Early hominins, or human ancestors, more or less personified the transition from scuttling about on all-fours to bipedalism. But their spines have remained a mystery. Vertebrae and ribs are small, delicate bones that don't preserve well in the fossil record, Ward said. A few partial skeletons ofAustralopithecus aferensis, Australopithecus africanus, Australopithecus sediba and Homo erectus have provided some hints as to what hominin backbones looked like, but were so fragmentary that researchers haven't been sure how many vertebrae made up their upper back, for example. "Lucy," the famous A. aferensis discovered in Ethiopia in 1974, had only nine vertebrae in her fossil, one of which was later found to belong to a baboon.
Selam has changed all that. The skeleton of this small female A. aferensis was discovered in Dikika, Ethiopia, in 2000. Since then, researchers have been painstakingly chipping her bones out of hard sandstone, trying not to damage them. They've already learned that this 3.3-million-year-old human ancestor was bipedal but also climbed trees.

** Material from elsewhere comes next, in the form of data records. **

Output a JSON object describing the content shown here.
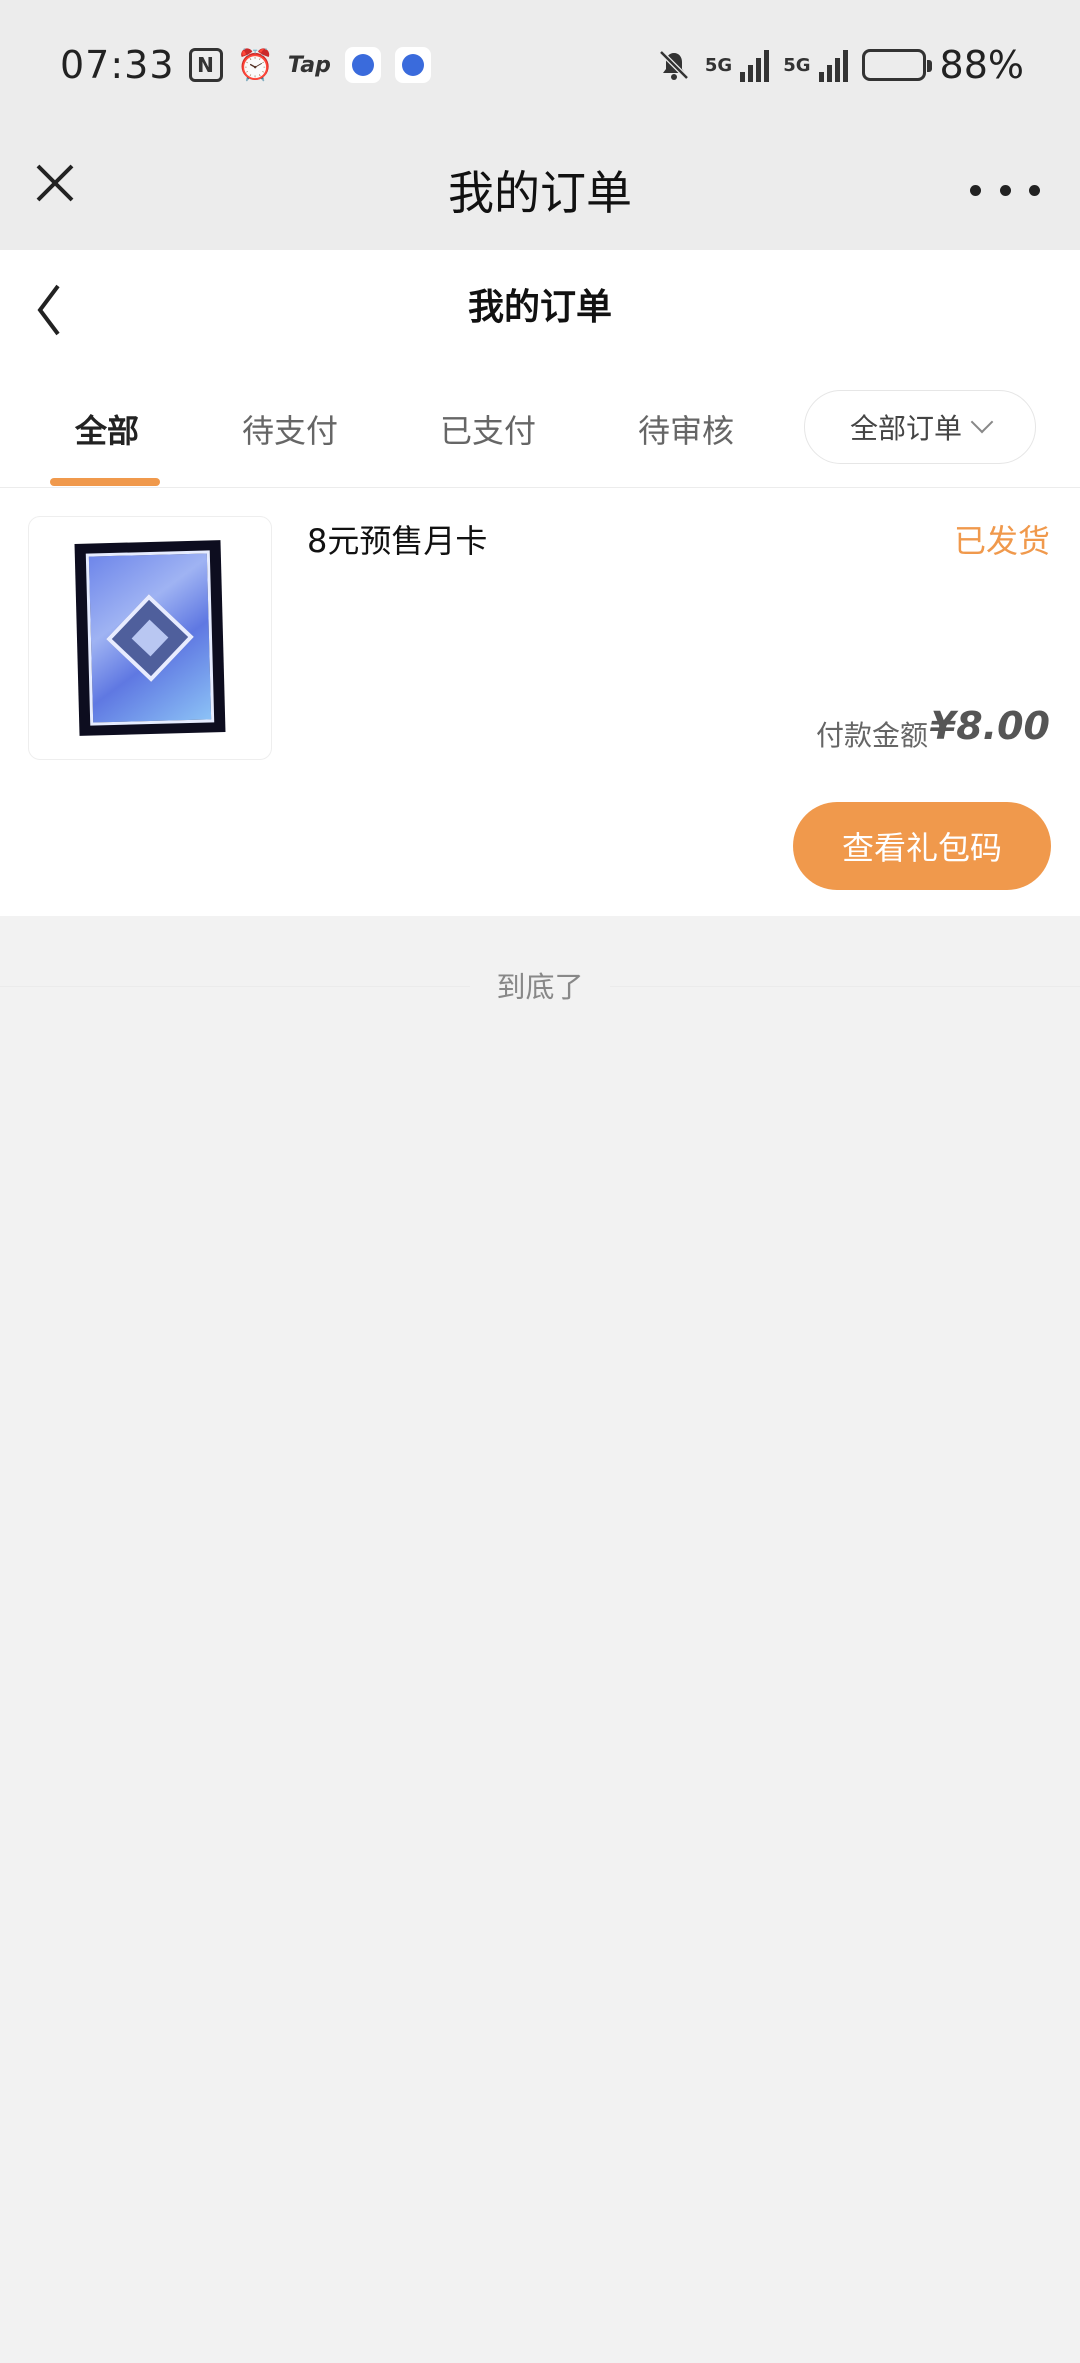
{
  "status_bar": {
    "time": "07:33",
    "tap_label": "Tap",
    "network_1": "5G",
    "network_2": "5G",
    "battery_percent": "88%",
    "battery_level": 0.88,
    "icons": [
      "nfc-icon",
      "alarm-icon",
      "tap-app-icon",
      "baidu-icon",
      "baidu-icon",
      "mute-bell-icon",
      "signal-icon",
      "signal-icon",
      "battery-icon"
    ]
  },
  "top_nav": {
    "title": "我的订单",
    "close_icon": "close-icon",
    "more_icon": "more-icon"
  },
  "page_header": {
    "title": "我的订单",
    "back_icon": "chevron-left-icon"
  },
  "tabs": {
    "items": [
      {
        "label": "全部",
        "active": true
      },
      {
        "label": "待支付",
        "active": false
      },
      {
        "label": "已支付",
        "active": false
      },
      {
        "label": "待审核",
        "active": false
      }
    ],
    "filter_label": "全部订单",
    "filter_icon": "chevron-down-icon"
  },
  "order": {
    "product_name": "8元预售月卡",
    "status": "已发货",
    "amount_label": "付款金额",
    "amount_value": "¥8.00",
    "action_label": "查看礼包码"
  },
  "list_end_text": "到底了",
  "colors": {
    "accent": "#f0994c",
    "background": "#f2f2f2",
    "nav_background": "#ececec"
  }
}
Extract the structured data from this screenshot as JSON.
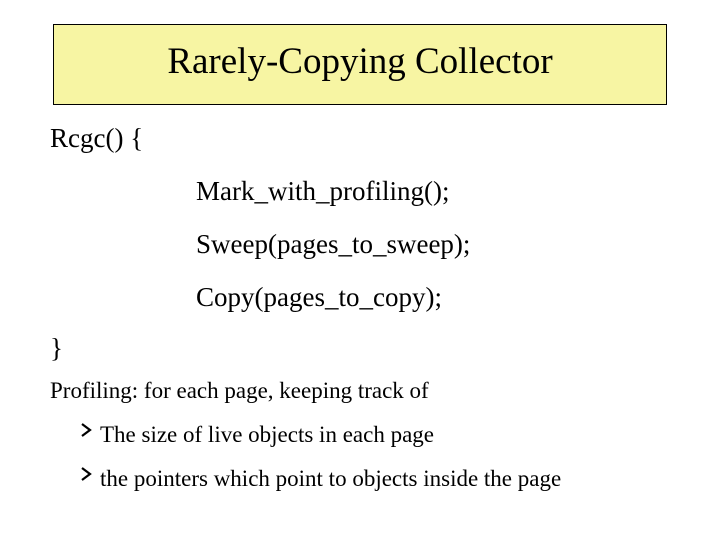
{
  "title": "Rarely-Copying Collector",
  "code": {
    "open": "Rcgc() {",
    "line1": "Mark_with_profiling();",
    "line2": "Sweep(pages_to_sweep);",
    "line3": "Copy(pages_to_copy);",
    "close": "}"
  },
  "profiling_heading": "Profiling: for each page, keeping track of",
  "bullets": {
    "b1": "The size of live objects in each page",
    "b2": "the pointers which point to objects inside the page"
  }
}
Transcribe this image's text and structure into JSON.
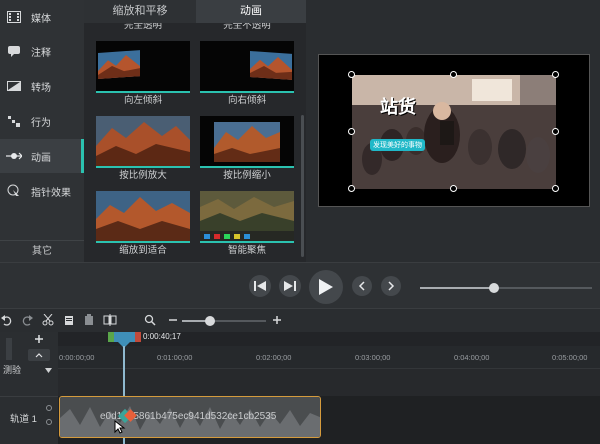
{
  "sidebar": {
    "items": [
      {
        "label": "媒体",
        "icon": "film-icon"
      },
      {
        "label": "注释",
        "icon": "annotation-icon"
      },
      {
        "label": "转场",
        "icon": "transition-icon"
      },
      {
        "label": "行为",
        "icon": "behavior-icon"
      },
      {
        "label": "动画",
        "icon": "animation-icon"
      },
      {
        "label": "指针效果",
        "icon": "cursor-effect-icon"
      }
    ],
    "active_index": 4,
    "other_label": "其它"
  },
  "library": {
    "tabs": [
      "缩放和平移",
      "动画"
    ],
    "active_tab": 1,
    "top_partial_captions": [
      "完全透明",
      "完全不透明"
    ],
    "tiles": [
      {
        "caption": "向左倾斜"
      },
      {
        "caption": "向右倾斜"
      },
      {
        "caption": "按比例放大"
      },
      {
        "caption": "按比例缩小"
      },
      {
        "caption": "缩放到适合"
      },
      {
        "caption": "智能聚焦"
      }
    ]
  },
  "canvas": {
    "overlay_text": "站货",
    "overlay_sub": "发现美好的事物"
  },
  "timeline": {
    "playhead_time": "0:00:40;17",
    "ruler_ticks": [
      "0:00:00;00",
      "0:01:00;00",
      "0:02:00;00",
      "0:03:00;00",
      "0:04:00;00",
      "0:05:00;00"
    ],
    "track_group": "测验",
    "track_name": "轨道 1",
    "clip_name": "e0d1615861b475ec941d532ce1cb2535"
  },
  "colors": {
    "accent": "#2bc2b0",
    "clip_border": "#d59b3d",
    "playhead": "#3f8fb8"
  }
}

"This is an absolutely beautiful specimen that was prepped very carefully and meticulously," said Scott Williams, an anthropologist at New York University who wasn't involved in the original study but who has been shown the fossil in person by its discoverer, Ethiopian paleoanthropologist Zeresenay Alemseged. "It's very fragile, and it's very complete."
Now, the research team has finally revealed Selam's backbone for the first time. Her vertebrae are each only about half an inch (1.2 centimeters) across, Ward said, so tiny that they couldn't be fully removed from the surrounding rock. Once the preparation team had chipped away enough sandstone, they took the fossil to the European Synchrotron Radiation Facility in France, which can take X-rays on the scale of a thousandth of a millimeter in resolution.
The researchers then transformed the X-rays into 3D digital models, a process that took another year and a half, Ward said.
What those images revealed was a spine with 12 ribs and 12 thoracic vertebrae, just like the spine of modern humans. (The spine is divided into three sections: the cervical spine, or neck; the thoracic spine, or upper back; and the lumbar spine, or lower back.)
But in another very important way, Selam's spine was not very human-like. The difference is in the thoracolumbar transition, or the anatomical changes in the vertebrae from the upper to lower back. These changes occur at the facet joints, where ligaments that allow for flexion and rotation attach the bones together. In modern humans, these facet joints subtly change shape and orientation at the 12th thoracic vertebrae, the lowest one that links up with a rib. They go from a flat shape and a front-to-back orientation to a more curved shape with a more side-to-side orientation.
In A. afarensis, Selam's skeleton reveals, this anatomical change happened at the 11th thoracic vertebrae, the one above the last rib-bearing bone. This is the exact same pattern seen in the few other early hominin partial backbones that have been preserved, including A. africanus, A. sediba and Homo erectus. [Australopithecus Sediba Photos: Anatomy of Humans' Closest Relative]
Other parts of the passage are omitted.